Observers offer at least two explanations for this disconnect between image and reality. First, the country's major media are socially conservative powers that project the conservative image while warning against the threats of social change - many of which they say are coming from outside the country. And second, a brutal and frightening military dictatorship that only ended seven years ago resulted in a population that silently goes about the business of social change without demanding that the government acknowledge the changes in any way.
"The older generations especially are still profoundly haunted by the authoritarian period," says Marta Lagos, general director of the MORI opinion research organization here. So even though she characterizes the last decade as years of significant change, very few in Chile seek to flaunt that change, she says.

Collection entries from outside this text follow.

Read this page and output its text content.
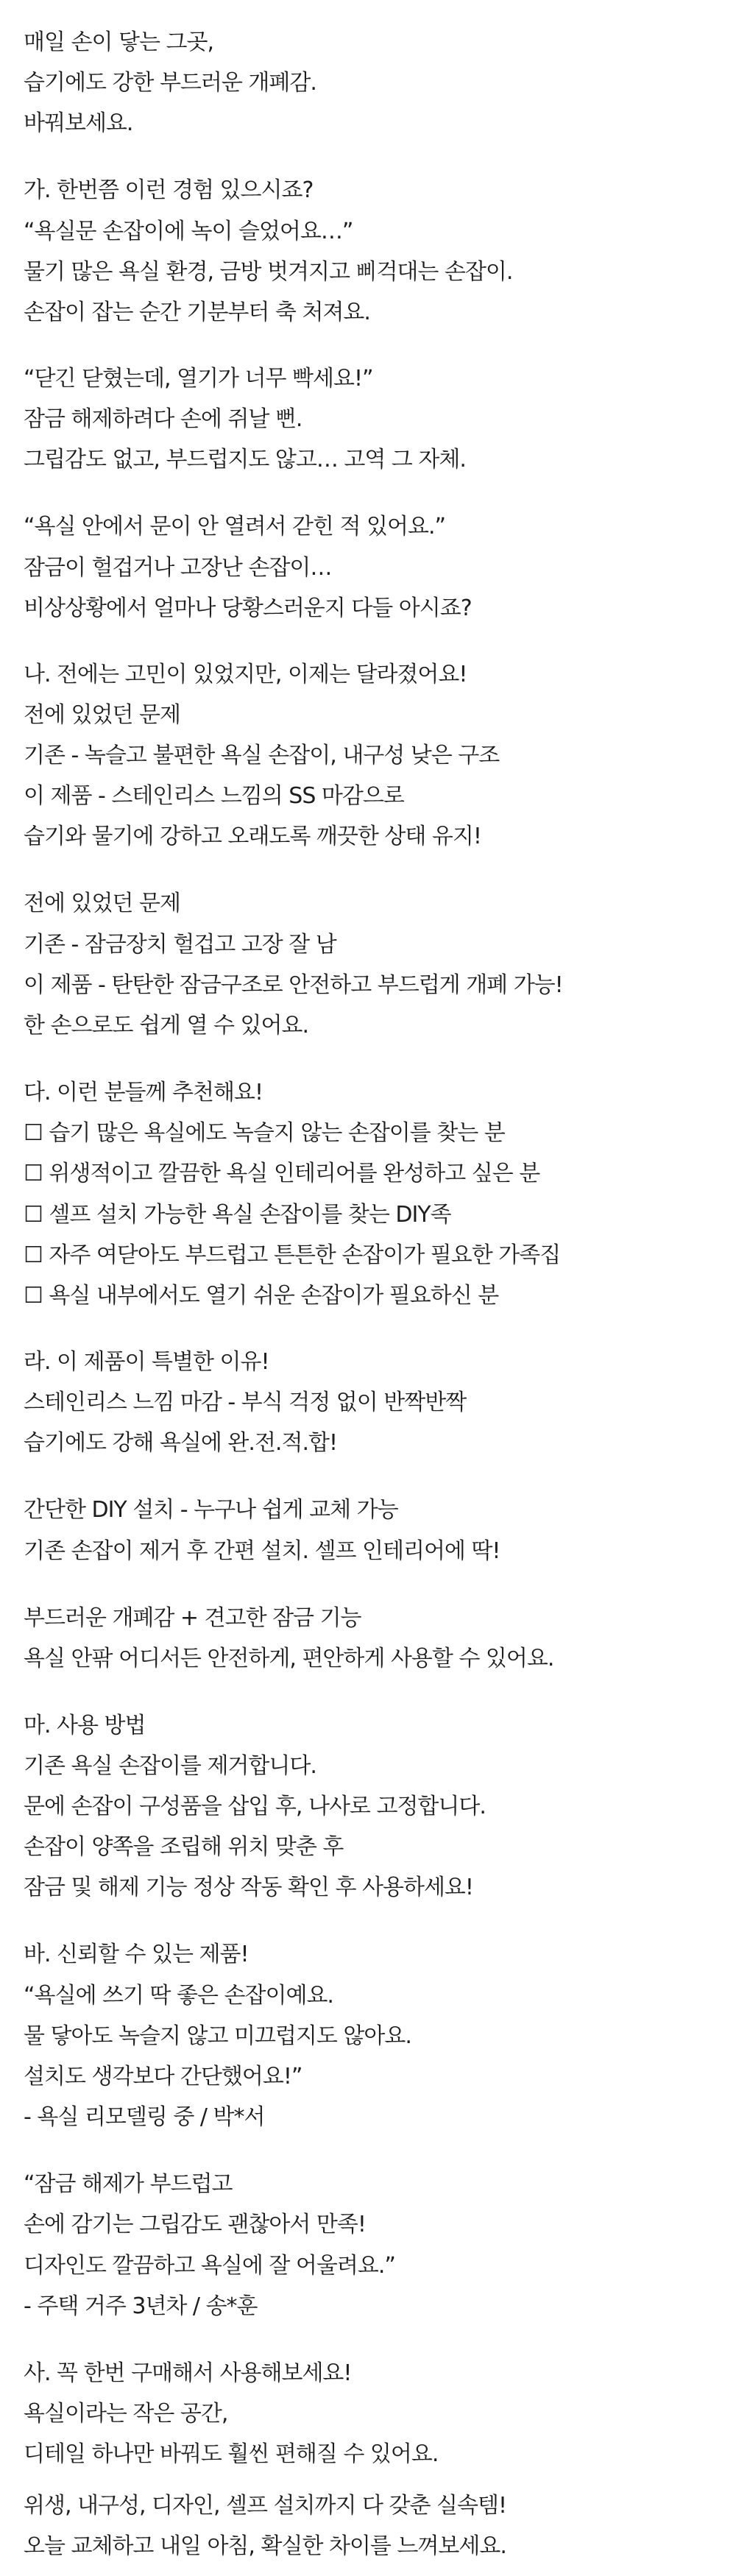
매일 손이 닿는 그곳,
습기에도 강한 부드러운 개폐감.
바꿔보세요.
가. 한번쯤 이런 경험 있으시죠?
“욕실문 손잡이에 녹이 슬었어요…”
물기 많은 욕실 환경, 금방 벗겨지고 삐걱대는 손잡이.
손잡이 잡는 순간 기분부터 축 처져요.
“닫긴 닫혔는데, 열기가 너무 빡세요!”
잠금 해제하려다 손에 쥐날 뻔.
그립감도 없고, 부드럽지도 않고… 고역 그 자체.
“욕실 안에서 문이 안 열려서 갇힌 적 있어요.”
잠금이 헐겁거나 고장난 손잡이…
비상상황에서 얼마나 당황스러운지 다들 아시죠?
나. 전에는 고민이 있었지만, 이제는 달라졌어요!
전에 있었던 문제
기존 - 녹슬고 불편한 욕실 손잡이, 내구성 낮은 구조
이 제품 - 스테인리스 느낌의 SS 마감으로
습기와 물기에 강하고 오래도록 깨끗한 상태 유지!
전에 있었던 문제
기존 - 잠금장치 헐겁고 고장 잘 남
이 제품 - 탄탄한 잠금구조로 안전하고 부드럽게 개폐 가능!
한 손으로도 쉽게 열 수 있어요.
다. 이런 분들께 추천해요!
☐ 습기 많은 욕실에도 녹슬지 않는 손잡이를 찾는 분
☐ 위생적이고 깔끔한 욕실 인테리어를 완성하고 싶은 분
☐ 셀프 설치 가능한 욕실 손잡이를 찾는 DIY족
☐ 자주 여닫아도 부드럽고 튼튼한 손잡이가 필요한 가족집
☐ 욕실 내부에서도 열기 쉬운 손잡이가 필요하신 분
라. 이 제품이 특별한 이유!
스테인리스 느낌 마감 - 부식 걱정 없이 반짝반짝
습기에도 강해 욕실에 완.전.적.합!
간단한 DIY 설치 - 누구나 쉽게 교체 가능
기존 손잡이 제거 후 간편 설치. 셀프 인테리어에 딱!
부드러운 개폐감 + 견고한 잠금 기능
욕실 안팎 어디서든 안전하게, 편안하게 사용할 수 있어요.
마. 사용 방법
기존 욕실 손잡이를 제거합니다.
문에 손잡이 구성품을 삽입 후, 나사로 고정합니다.
손잡이 양쪽을 조립해 위치 맞춘 후
잠금 및 해제 기능 정상 작동 확인 후 사용하세요!
바. 신뢰할 수 있는 제품!
“욕실에 쓰기 딱 좋은 손잡이예요.
물 닿아도 녹슬지 않고 미끄럽지도 않아요.
설치도 생각보다 간단했어요!”
- 욕실 리모델링 중 / 박*서
“잠금 해제가 부드럽고
손에 감기는 그립감도 괜찮아서 만족!
디자인도 깔끔하고 욕실에 잘 어울려요.”
- 주택 거주 3년차 / 송*훈
사. 꼭 한번 구매해서 사용해보세요!
욕실이라는 작은 공간,
디테일 하나만 바꿔도 훨씬 편해질 수 있어요.
위생, 내구성, 디자인, 셀프 설치까지 다 갖춘 실속템!
오늘 교체하고 내일 아침, 확실한 차이를 느껴보세요.
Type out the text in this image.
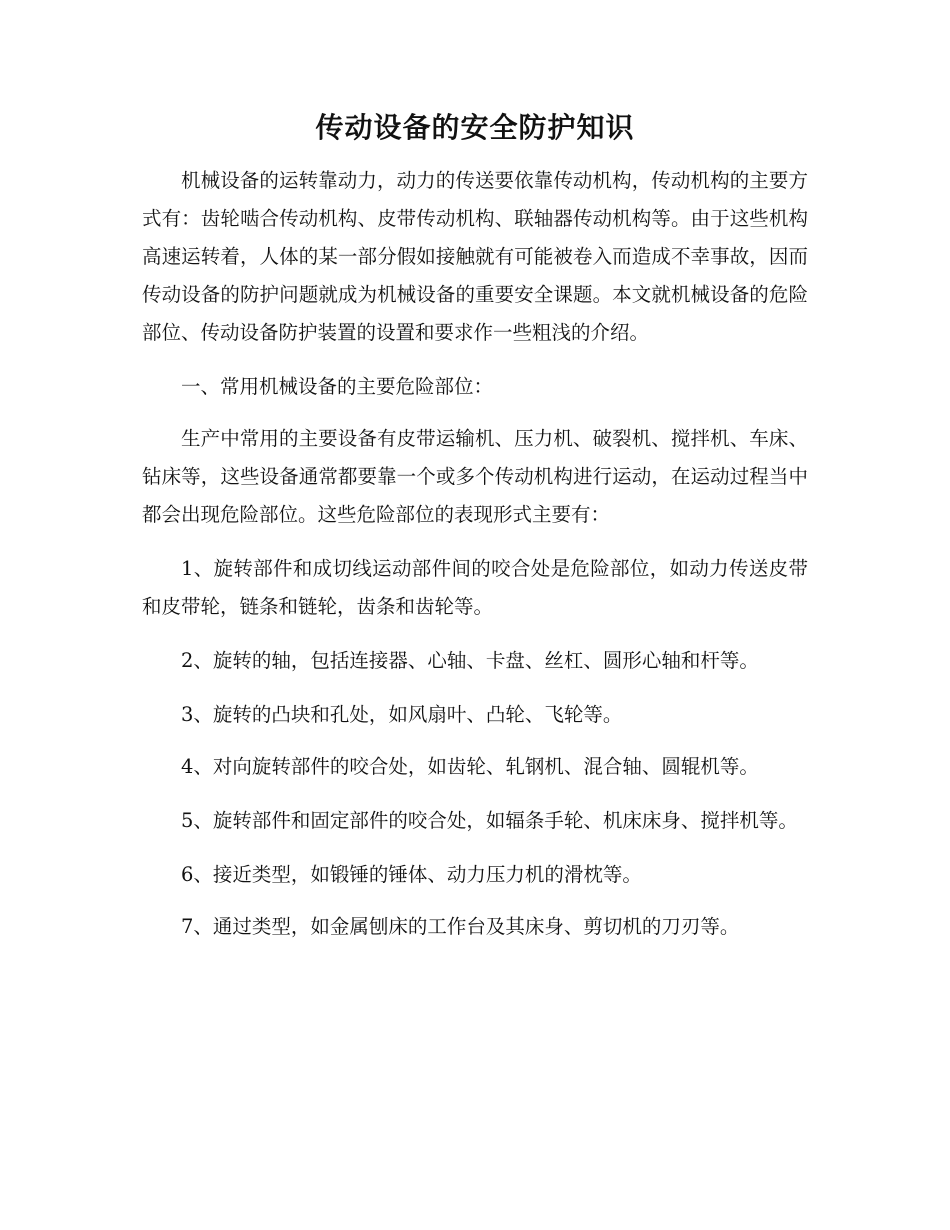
传动设备的安全防护知识

机械设备的运转靠动力，动力的传送要依靠传动机构，传动机构的主要方式有：齿轮啮合传动机构、皮带传动机构、联轴器传动机构等。由于这些机构高速运转着，人体的某一部分假如接触就有可能被卷入而造成不幸事故，因而传动设备的防护问题就成为机械设备的重要安全课题。本文就机械设备的危险部位、传动设备防护装置的设置和要求作一些粗浅的介绍。

一、常用机械设备的主要危险部位：

生产中常用的主要设备有皮带运输机、压力机、破裂机、搅拌机、车床、钻床等，这些设备通常都要靠一个或多个传动机构进行运动，在运动过程当中都会出现危险部位。这些危险部位的表现形式主要有：

1、旋转部件和成切线运动部件间的咬合处是危险部位，如动力传送皮带和皮带轮，链条和链轮，齿条和齿轮等。

2、旋转的轴，包括连接器、心轴、卡盘、丝杠、圆形心轴和杆等。

3、旋转的凸块和孔处，如风扇叶、凸轮、飞轮等。

4、对向旋转部件的咬合处，如齿轮、轧钢机、混合轴、圆辊机等。

5、旋转部件和固定部件的咬合处，如辐条手轮、机床床身、搅拌机等。

6、接近类型，如锻锤的锤体、动力压力机的滑枕等。

7、通过类型，如金属刨床的工作台及其床身、剪切机的刀刃等。
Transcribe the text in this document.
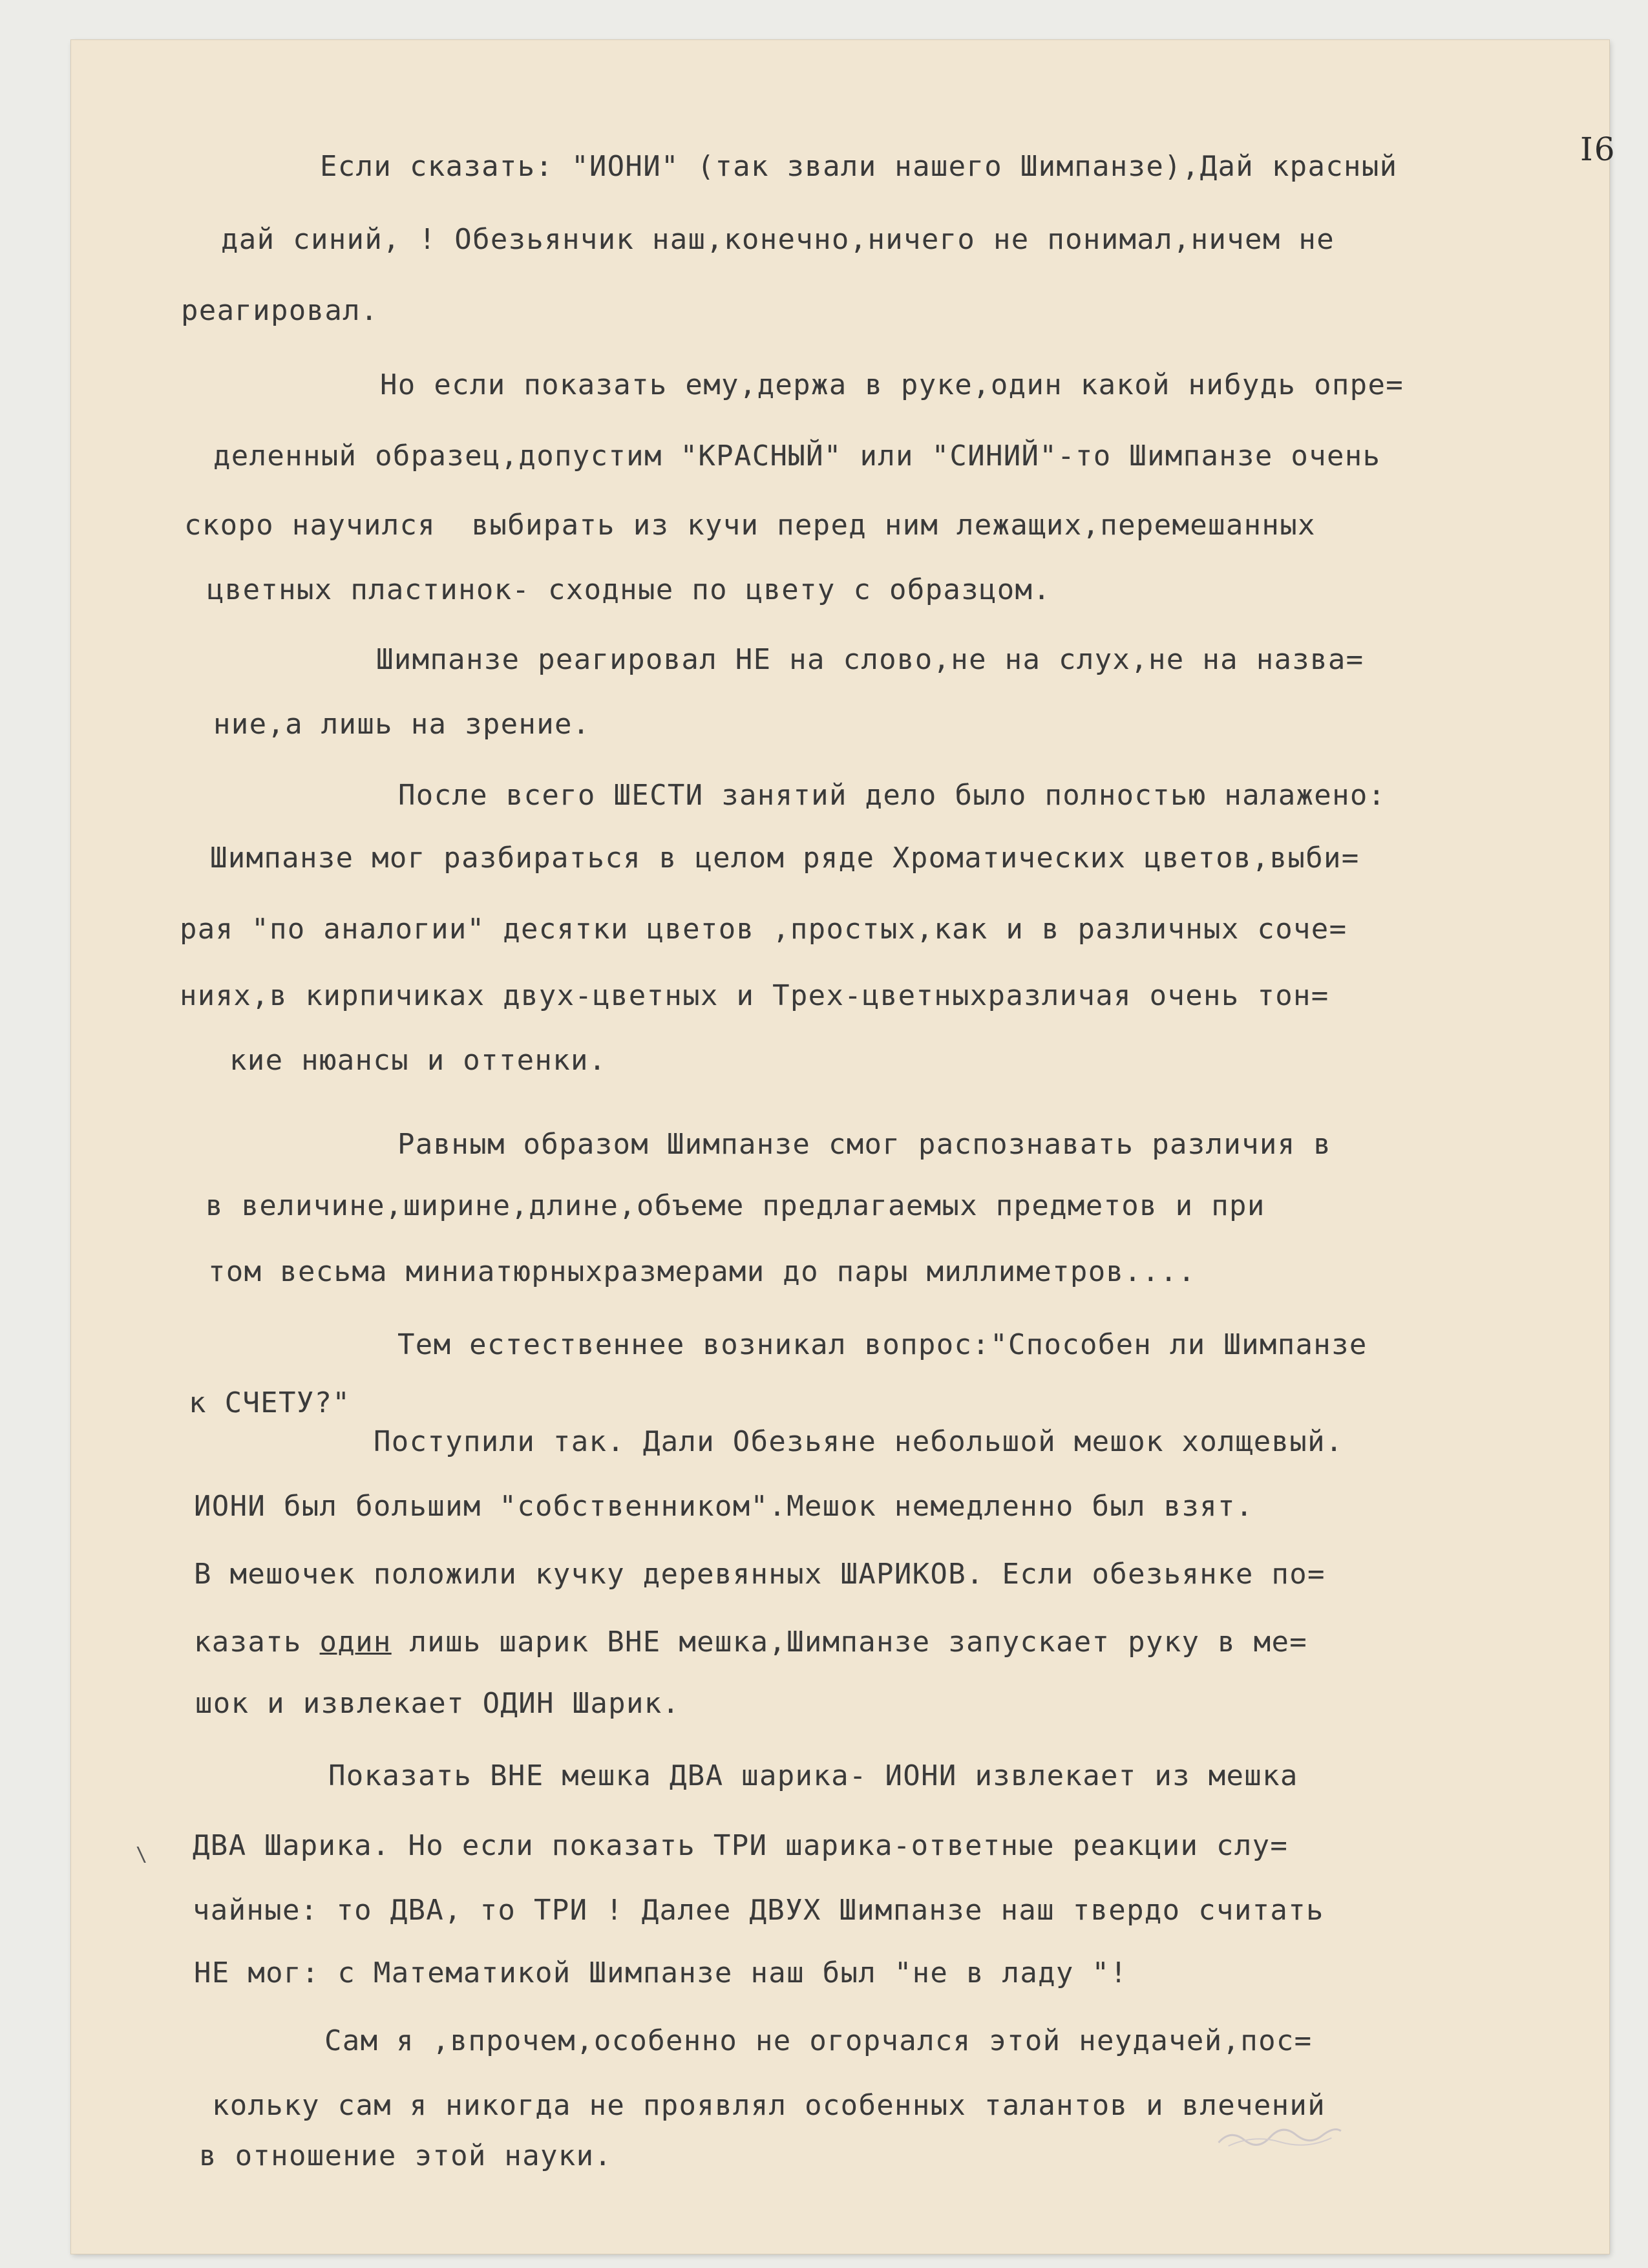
I6
Если сказать: "ИОНИ" (так звали нашего Шимпанзе),Дай красный
дай синий, ! Обезьянчик наш,конечно,ничего не понимал,ничем не
реагировал.
Но если показать ему,держа в руке,один какой нибудь опре=
деленный образец,допустим "КРАСНЫЙ" или "СИНИЙ"-то Шимпанзе очень
скоро научился  выбирать из кучи перед ним лежащих,перемешанных
цветных пластинок- сходные по цвету с образцом.
Шимпанзе реагировал НЕ на слово,не на слух,не на назва=
ние,а лишь на зрение.
После всего ШЕСТИ занятий дело было полностью налажено:
Шимпанзе мог разбираться в целом ряде Хроматических цветов,выби=
рая "по аналогии" десятки цветов ,простых,как и в различных соче=
ниях,в кирпичиках двух-цветных и Трех-цветныхразличая очень тон=
кие нюансы и оттенки.
Равным образом Шимпанзе смог распознавать различия в
в величине,ширине,длине,объеме предлагаемых предметов и при
том весьма миниатюрныхразмерами до пары миллиметров....
Тем естественнее возникал вопрос:"Способен ли Шимпанзе
к СЧЕТУ?"
Поступили так. Дали Обезьяне небольшой мешок холщевый.
ИОНИ был большим "собственником".Мешок немедленно был взят.
В мешочек положили кучку деревянных ШАРИКОВ. Если обезьянке по=
казать один лишь шарик ВНЕ мешка,Шимпанзе запускает руку в ме=
шок и извлекает ОДИН Шарик.
Показать ВНЕ мешка ДВА шарика- ИОНИ извлекает из мешка
ДВА Шарика. Но если показать ТРИ шарика-ответные реакции слу=
чайные: то ДВА, то ТРИ ! Далее ДВУХ Шимпанзе наш твердо считать
НЕ мог: с Математикой Шимпанзе наш был "не в ладу "!
Сам я ,впрочем,особенно не огорчался этой неудачей,пос=
кольку сам я никогда не проявлял особенных талантов и влечений
в отношение этой науки.
\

In that context it was possible for Chilean Communist Party leader Gladys Marn to be pulled from her car and briefly jailed earlier this month for publicly defaming former military dictator and now Army Commander Augusto Pinochet. That event embarrassed Chilean political leaders but reflects the fact that, although freedom of speech is a constitutional right, it isn't customary to probe its limits.
On the other hand, the powers that are drawing attention to the threats of social change in Chile are the conservative press and its allies, particularly a small but highly influential entrepreneurial elite and the Roman Catholic Church. "That's really who is making the fuss," says Ms. Lagos. "Rather than reflecting things as they are, the mass media offer a picture of what the conservative right would like the country to be."
Conservative media fight change
The flagship of this media armada is the Santiago daily El Mercurio, lead publication of a family publishing empire. The newspaper's reporters give ample coverage to the city's conservative, often military-oriented think tanks and institutes, while editorials and guest columns reflect the emphasis on Chile's social evolution.
Recently, articles and columns took up the "Last Temptation" controversy and an upcoming choice between "progressive" TV programming and something more reflective of Chile's traditional conservatism. Others included the divorce and abortion issues, and a front-page story on the threat posed by discos opening in small towns around the country. In one interview, a conservative philosopher warned against the threat such influences as US-style feminism pose for Chilean society.
Chile's traditionalists say their desire is to prevent the country from becoming the kind of secular and materialistic society that an emphasis on individual rights has created in Western Europe and the US. And they add there is nothing hypocritical, as some critics claim, in seeking to stop the legalization of practices, such as divorce or abortion, that may already be common. "It's like being against drugs," says Sergio Garca Valds, a Catholic lawyer with Chile's Future, a conservative activist group. "You don't have to have tried them" to oppose their use.
The irony for some observers here is that the same powers warning against social change are also those most in favor of the economic opening and globalization that have pushed Chile's door wider to international social influences. A little like China trying to implement capitalism without embracing democracy, Chile's elites want the country to choose economic globalization while stifling the international social and cultural influences that go with it.
Some social observers such as Lagos doubt this is possible. "It's an illusion to think we can globalize the economy and extend education, for example," she says, "and stay with these traditional values."